The museum sketches this violent politics and its impact on the district’s geography in its entrance area, but its strength is that its real focus is not the white apartheid regime and the ways the regime victimized (and continues to affect) unimaginable masses of black and coloured citizens. Instead of affording the apartheid regime the status of the main subject, the museum gives central stage to the cultural life that existed in District Six before its erasure. Shops, restaurants, dubbeldecker busses and tramlines, hairdressers that would whip up the latest hairdos so local clubbers could go out in style, lots of live music and a beautiful cinema form but a glimpse of this. It is the focus on this vibrant culture that, at least in my limited perspective, hits home hard. I am amazed about the existence of this rich cultural life. And I am confronted with my own lack of knowledge and inability to imagine it before I saw the evidence. This too is the lasting impact of racist logic and its nasty power to make negative affects ‘stick’ (in Sara Ahmed’s words) for so long: the deeply ingrained racist preconception that a black modern culture could not have existed in such a place and time – a preconception that exactly buys into everything the white suprematist argumentation of apartheid would have the world believe. This important museum does not have the internationally renowned art that the new Zeitz MOCAA and other arts institutions are showcasing, nor anything near their budgets and prestige, but it tells its story with (often anonymous) community art, guided tours and conversations, and especially with photographs, drawn from the private albums of District Six inhabitants. It is important to know (as professor Premesh Lalu later tells us) that these pictures were not assembled as a mere museological project: they were the evidence the evicted inhabitants brought to the table when after 2003 they were allowed to reclaim their land.

Greatmore Street Studios

Greatmore Street Studios is located in two former homes in Woodstock, on a road that once formed the border between the segregates ‘white’ and ‘coloured’ zones. It was founded in 1998 as a studio facility and workshop programme for artists across the divisions of background, training and generation. In a context where government funding for individual artists is very limited, Greatmore Street Studios has managed to raise funding to offer twelve sponsored studios. South-African artists can apply for 3-year residencies; artists from elsewhere can apply for a 3-month stay. Artists are selected on the basis of their portfolio and motivation. Not making academic training or familiarity with a certain discourse a criterion, has been a deliberate strategy to welcome artists from a range of backgrounds and to include self-taught artists, who did not have the privilege of formal training or have found their artistic voice through other routes. This inclusive approach was crucial at the studios’ inception and remains crucial today.


Maurice Mbikayi’s studio

One of the 3-year residents we meet is Maurice Mbikayi (born in Kinshasa, now based in Cape Town), whose amazing installations and performance photographs involving costumes sculpted out of keyboard keys, reflect on technological advancement, exploitative labour and digital aliens.
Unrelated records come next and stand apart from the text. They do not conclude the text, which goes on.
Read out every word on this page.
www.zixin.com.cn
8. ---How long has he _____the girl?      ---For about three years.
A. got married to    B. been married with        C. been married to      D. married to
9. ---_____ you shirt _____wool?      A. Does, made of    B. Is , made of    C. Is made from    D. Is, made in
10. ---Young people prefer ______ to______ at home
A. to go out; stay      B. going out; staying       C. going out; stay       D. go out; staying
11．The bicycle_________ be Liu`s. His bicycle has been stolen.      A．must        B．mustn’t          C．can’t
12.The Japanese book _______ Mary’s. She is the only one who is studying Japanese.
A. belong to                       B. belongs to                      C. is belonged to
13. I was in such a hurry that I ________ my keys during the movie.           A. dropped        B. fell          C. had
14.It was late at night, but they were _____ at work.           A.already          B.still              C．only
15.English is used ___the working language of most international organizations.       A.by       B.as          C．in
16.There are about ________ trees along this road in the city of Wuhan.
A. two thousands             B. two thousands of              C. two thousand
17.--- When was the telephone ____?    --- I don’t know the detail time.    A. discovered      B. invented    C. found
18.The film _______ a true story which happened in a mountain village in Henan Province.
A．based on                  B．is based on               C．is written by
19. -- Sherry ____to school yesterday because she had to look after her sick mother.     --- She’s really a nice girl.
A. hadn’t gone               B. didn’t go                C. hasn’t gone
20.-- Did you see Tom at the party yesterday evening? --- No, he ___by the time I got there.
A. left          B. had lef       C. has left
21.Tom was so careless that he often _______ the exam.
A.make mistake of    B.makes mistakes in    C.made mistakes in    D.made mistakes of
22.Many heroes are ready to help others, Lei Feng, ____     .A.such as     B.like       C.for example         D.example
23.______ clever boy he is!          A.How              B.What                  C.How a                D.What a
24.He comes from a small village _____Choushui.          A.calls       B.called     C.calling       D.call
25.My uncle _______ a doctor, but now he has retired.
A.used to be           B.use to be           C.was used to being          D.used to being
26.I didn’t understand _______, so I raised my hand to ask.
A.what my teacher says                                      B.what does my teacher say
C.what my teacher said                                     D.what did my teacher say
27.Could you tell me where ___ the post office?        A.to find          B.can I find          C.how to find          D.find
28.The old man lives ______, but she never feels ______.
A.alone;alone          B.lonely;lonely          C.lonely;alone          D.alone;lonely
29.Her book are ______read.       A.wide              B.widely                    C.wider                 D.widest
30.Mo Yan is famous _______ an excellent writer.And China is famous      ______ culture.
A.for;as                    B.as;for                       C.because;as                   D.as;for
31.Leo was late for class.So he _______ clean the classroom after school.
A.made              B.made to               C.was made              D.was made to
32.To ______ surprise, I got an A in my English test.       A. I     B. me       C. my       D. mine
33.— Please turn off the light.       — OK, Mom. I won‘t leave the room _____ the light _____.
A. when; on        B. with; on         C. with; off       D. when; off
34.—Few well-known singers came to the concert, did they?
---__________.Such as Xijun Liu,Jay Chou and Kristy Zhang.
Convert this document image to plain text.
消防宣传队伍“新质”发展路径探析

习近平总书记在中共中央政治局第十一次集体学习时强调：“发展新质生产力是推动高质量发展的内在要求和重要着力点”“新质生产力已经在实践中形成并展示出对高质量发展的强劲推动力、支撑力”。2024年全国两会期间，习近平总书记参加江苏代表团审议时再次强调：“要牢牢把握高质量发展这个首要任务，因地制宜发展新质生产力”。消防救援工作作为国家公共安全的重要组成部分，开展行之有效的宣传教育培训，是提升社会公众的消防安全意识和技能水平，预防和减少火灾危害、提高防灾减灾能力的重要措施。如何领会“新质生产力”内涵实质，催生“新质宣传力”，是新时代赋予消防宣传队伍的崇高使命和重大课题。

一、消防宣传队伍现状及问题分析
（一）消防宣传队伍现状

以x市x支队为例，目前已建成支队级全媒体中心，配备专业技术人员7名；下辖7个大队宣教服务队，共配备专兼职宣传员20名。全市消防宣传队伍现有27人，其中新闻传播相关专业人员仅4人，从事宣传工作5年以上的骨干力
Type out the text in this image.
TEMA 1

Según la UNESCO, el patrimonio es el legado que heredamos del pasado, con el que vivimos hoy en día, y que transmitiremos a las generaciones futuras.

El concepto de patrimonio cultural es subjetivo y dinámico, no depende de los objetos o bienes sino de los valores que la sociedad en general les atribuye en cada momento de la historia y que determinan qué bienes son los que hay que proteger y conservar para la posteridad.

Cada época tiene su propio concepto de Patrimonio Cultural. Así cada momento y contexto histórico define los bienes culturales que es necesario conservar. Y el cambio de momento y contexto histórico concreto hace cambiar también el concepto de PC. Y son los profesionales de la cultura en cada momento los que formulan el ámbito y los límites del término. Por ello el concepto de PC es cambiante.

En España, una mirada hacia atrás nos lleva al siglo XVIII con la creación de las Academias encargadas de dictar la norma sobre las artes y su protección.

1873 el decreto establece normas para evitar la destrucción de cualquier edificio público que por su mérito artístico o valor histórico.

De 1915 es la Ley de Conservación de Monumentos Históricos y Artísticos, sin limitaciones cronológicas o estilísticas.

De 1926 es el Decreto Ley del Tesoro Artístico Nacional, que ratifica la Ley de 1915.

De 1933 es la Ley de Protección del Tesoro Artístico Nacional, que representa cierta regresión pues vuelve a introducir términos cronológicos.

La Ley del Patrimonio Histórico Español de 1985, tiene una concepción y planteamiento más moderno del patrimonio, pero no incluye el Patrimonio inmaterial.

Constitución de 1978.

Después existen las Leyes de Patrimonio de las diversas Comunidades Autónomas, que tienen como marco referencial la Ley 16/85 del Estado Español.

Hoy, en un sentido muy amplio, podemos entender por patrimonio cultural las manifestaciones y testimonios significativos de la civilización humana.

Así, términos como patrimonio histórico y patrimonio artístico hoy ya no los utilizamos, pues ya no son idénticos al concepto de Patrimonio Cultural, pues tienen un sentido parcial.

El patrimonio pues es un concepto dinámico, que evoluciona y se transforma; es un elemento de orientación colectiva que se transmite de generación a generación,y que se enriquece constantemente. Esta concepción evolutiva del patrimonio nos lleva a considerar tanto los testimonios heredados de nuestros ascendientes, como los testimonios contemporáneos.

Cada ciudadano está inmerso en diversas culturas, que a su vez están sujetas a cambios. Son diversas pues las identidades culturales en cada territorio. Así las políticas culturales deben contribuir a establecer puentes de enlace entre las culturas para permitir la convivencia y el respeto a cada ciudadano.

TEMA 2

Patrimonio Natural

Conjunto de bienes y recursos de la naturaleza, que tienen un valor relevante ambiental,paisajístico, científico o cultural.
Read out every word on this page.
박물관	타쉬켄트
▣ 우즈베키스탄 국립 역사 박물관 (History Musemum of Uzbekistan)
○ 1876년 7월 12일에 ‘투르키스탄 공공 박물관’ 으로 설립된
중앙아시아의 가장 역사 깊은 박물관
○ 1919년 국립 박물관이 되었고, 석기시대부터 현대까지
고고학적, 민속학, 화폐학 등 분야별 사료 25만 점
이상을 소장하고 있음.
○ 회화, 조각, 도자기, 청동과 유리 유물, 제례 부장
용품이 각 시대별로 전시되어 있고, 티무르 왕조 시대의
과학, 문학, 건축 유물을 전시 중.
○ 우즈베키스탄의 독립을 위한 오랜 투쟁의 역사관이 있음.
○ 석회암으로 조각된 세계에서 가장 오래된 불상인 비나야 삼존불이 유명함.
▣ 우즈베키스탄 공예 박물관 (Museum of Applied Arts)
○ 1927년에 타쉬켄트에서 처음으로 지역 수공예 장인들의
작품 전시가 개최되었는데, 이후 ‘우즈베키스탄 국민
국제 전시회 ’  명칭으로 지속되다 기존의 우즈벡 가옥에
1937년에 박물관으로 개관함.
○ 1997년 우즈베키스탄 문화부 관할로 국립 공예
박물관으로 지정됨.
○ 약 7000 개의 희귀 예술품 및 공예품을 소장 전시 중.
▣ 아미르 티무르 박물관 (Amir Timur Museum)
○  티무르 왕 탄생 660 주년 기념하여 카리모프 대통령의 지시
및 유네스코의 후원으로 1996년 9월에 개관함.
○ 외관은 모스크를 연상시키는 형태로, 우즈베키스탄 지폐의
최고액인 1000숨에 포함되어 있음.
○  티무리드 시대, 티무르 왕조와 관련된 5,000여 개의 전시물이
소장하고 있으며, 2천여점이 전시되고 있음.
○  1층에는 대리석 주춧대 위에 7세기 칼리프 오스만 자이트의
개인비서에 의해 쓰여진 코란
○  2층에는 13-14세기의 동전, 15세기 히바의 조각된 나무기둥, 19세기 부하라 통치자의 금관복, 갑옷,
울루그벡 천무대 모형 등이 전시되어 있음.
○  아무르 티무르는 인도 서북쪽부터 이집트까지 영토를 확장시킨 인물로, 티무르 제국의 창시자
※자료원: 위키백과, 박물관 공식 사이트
Greatmore Street Studios not only offers studio facilities but also a programme of two-week workshops to residents and others, allowing artists to meet and learn from each other, and to develop a range of tools, from technical skills to how to document or theorize work. The two-week model had a strategic function during the international boycott of South Africa, when it was difficult for South-African artists to engage in international exchange. Two weeks were long enough for a productive workshop, and short enough to avoid attention: by the time authorities would realise what was going on, the foreign artists would already have returned home.

Founding member Jill Trappler and current managing director Loyiso Qanya explain how, like it’s sister organisation Bag Factory in Joburg, the studios find their origins in the activities of British businessman Robert Loder. He supported black artists and mixed-race venues since the late 1950s, at a time when black artists were prohibited access to education and exhibitions. With Anthony Caro, he also founded Triangle Arts Trust, an international network of artist-led workshops and residencies, which started in the 1980s New York and found its first spin-off in South Africa and Zimbabwe.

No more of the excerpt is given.